Each Google and YouTube would have existed with out Susan Wojcicki’s contributions. However throughout practically 1 / 4 century as a Googler, she was totally important to each corporations’ success at a number of junctures. That included bringing YouTube into the Google fold within the first place after which taking the video web site to 2.5 billion customers and $29 billion in annual income as its longest-serving CEO. Wojcicki died on Friday at age 56, two years after being identified with lung most cancers and 18 months after stepping down as YouTube’s CEO.
In one of the vital iconic bits of Google lore, Wojcicki, then an Intel supervisor, rented her storage to Google cofounders Larry Web page and Sergey Brin in 1998 because the startup was simply spinning up. She later grew to become its sixteenth worker, at first overseeing advertising and marketing after which serving to to plot AdWords, the system for auctioning off textual content advertisements that turned its search engine right into a phenomenally worthwhile enterprise. Named senior VP of promoting & commerce, she grew the promoting operation to $55 billion in income by 2013.
In 2006, Wojcicki urged Google to amass YouTube, when skeptics thought the video-sharing fledgling was destined to be crushed by lawsuits from the copyright house owners whose content material its customers uploaded with out authorization. The next 12 months, she spearheaded Google’s acquisition of display-advertising large DoubleClick. Each purchases propelled the corporate to have much more overwhelming affect on how digital content material was consumed and monetized. In 2014, she grew to become YouTube’s CEO, as the corporate was nonetheless determining learn how to assist creators construct actual livelihoods on its platform, a course of Nicole Laporte detailed on the time in a Fast Company story.
In 2017, after Wojcicki had made progress on that entrance and YouTube had grown solely extra central to how the world finds and watches video, I profiled her for another Fast Company feature. The undertaking concerned a number of interviews and watching her at work in a number of contexts: on the Los Angeles launch of the then-new YouTube TV service, at YouTube’s annual bash for advertisers in New York, and at an all-hands workers assembly on the firm’s campus. For somebody who had completed a lot on the highest ranges of her business, she got here off as disarmingly regular and missing in ego. On the advertiser occasion, she even apologized to the attendees—YouTube had lately been within the information for pairing model advertisements with movies that included terrorist and white-supremacist messages—in a manner few CEOs might have pulled off.

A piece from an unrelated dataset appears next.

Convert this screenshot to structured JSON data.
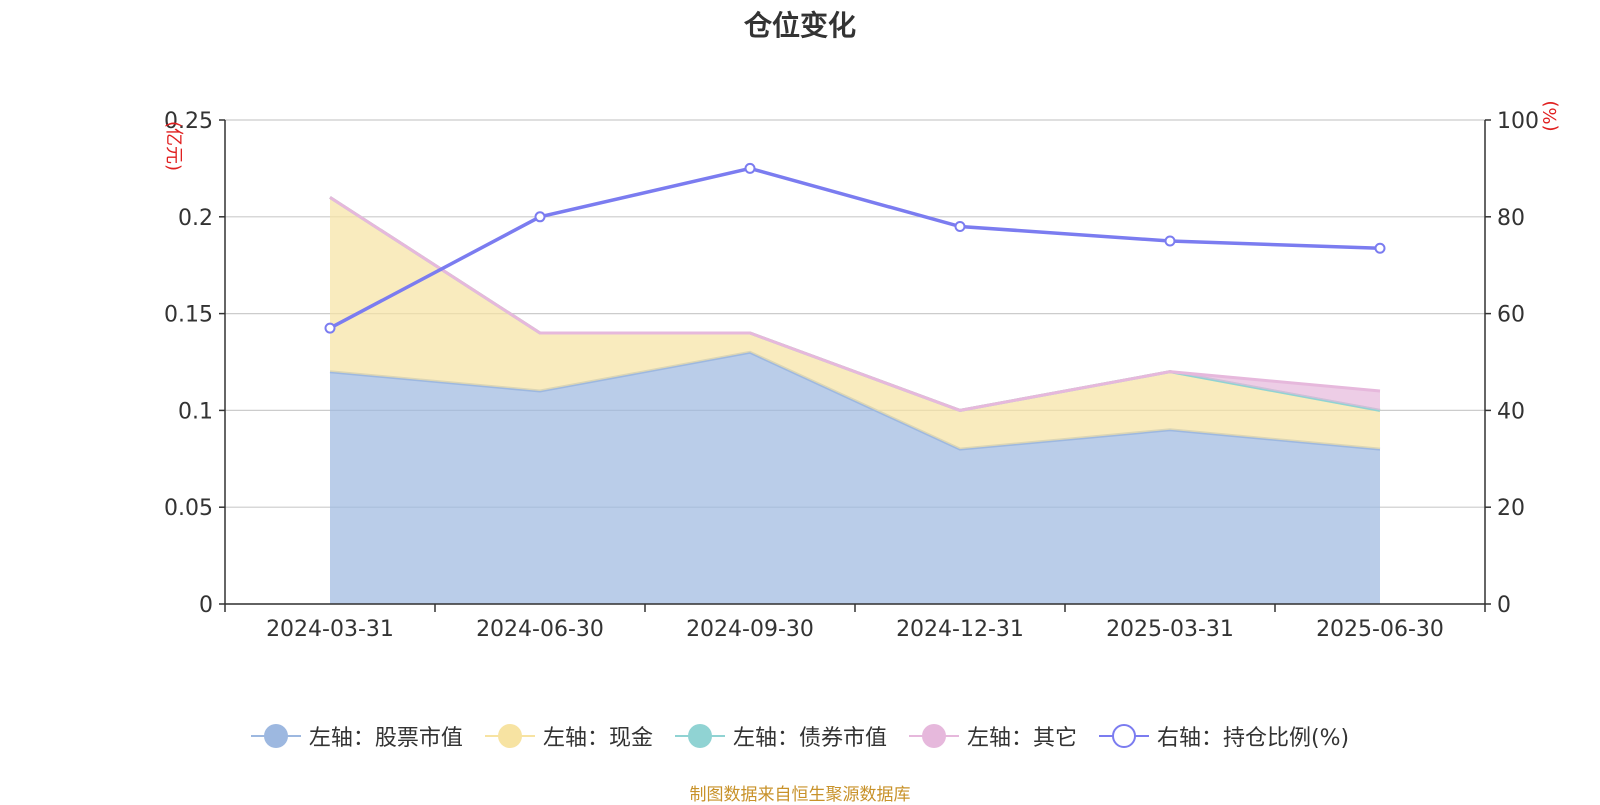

Wojcicki might have had an unassuming air, however she was additionally indomitable, her colleagues pressured to me. YouTube VP of engineering Scott Silver mentioned she was “as good as she appears, however she doesn’t ever hand over,” whereas Kleiner Perkins enterprise capitalist John Doerr, who first met her at a Google celebration held in her storage, described her as each “aggressive” and “calm.” Sundar Pichai, her boss, instructed me she “has all the time been somebody who might do just about something.” (That features recognizing expertise: In 2004, she helped get him employed as a Google product supervisor, 11 years earlier than he succeeded Web page as the corporate’s CEO.)
As for my conversations with Wojcicki herself, the second I’ll always remember associated to not her profession however to her beaming delight in a sculpture by one in all her 5 children:
After I go to her workplace at Google’s Googleplex headquarters in Mountain View, California (the place she works someday per week and actually does have a mountain view), even earlier than she’s shared her perspective on creators and markets, Wojcicki doesn’t begin our dialog along with her perspective on creators or entrepreneurs. Relatively, she proudly exhibits me a small sculpture that her 9-year-old daughter made for her. Common from Tinkertoys and cardboard, the inspirational paintings is emblazoned with slogans comparable to “Equity is for everybody,” “Don’t go backward, go ahead,” and, on the prime, “I see the longer term in your eyes.” Excessive expectations comply with her wherever she goes.
One among Wojcicki’s youngsters, a 19-year-old pupil at UC Berkeley, died last February of an accidental drug overdose. Her husband, Dennis Troper, is himself a 20-plus-year Google veteran. Wojcicki got here from a family of overachievers: Her sister Anne Wojcicki is cofounder of genetic testing company 23andMe; and one other sister, Janet Wojcicki, is a pediatrics professor. Their mom, Esther Wojcicki, is an educator; their father, physicist Stanley Wojcicki, died in Could 2023.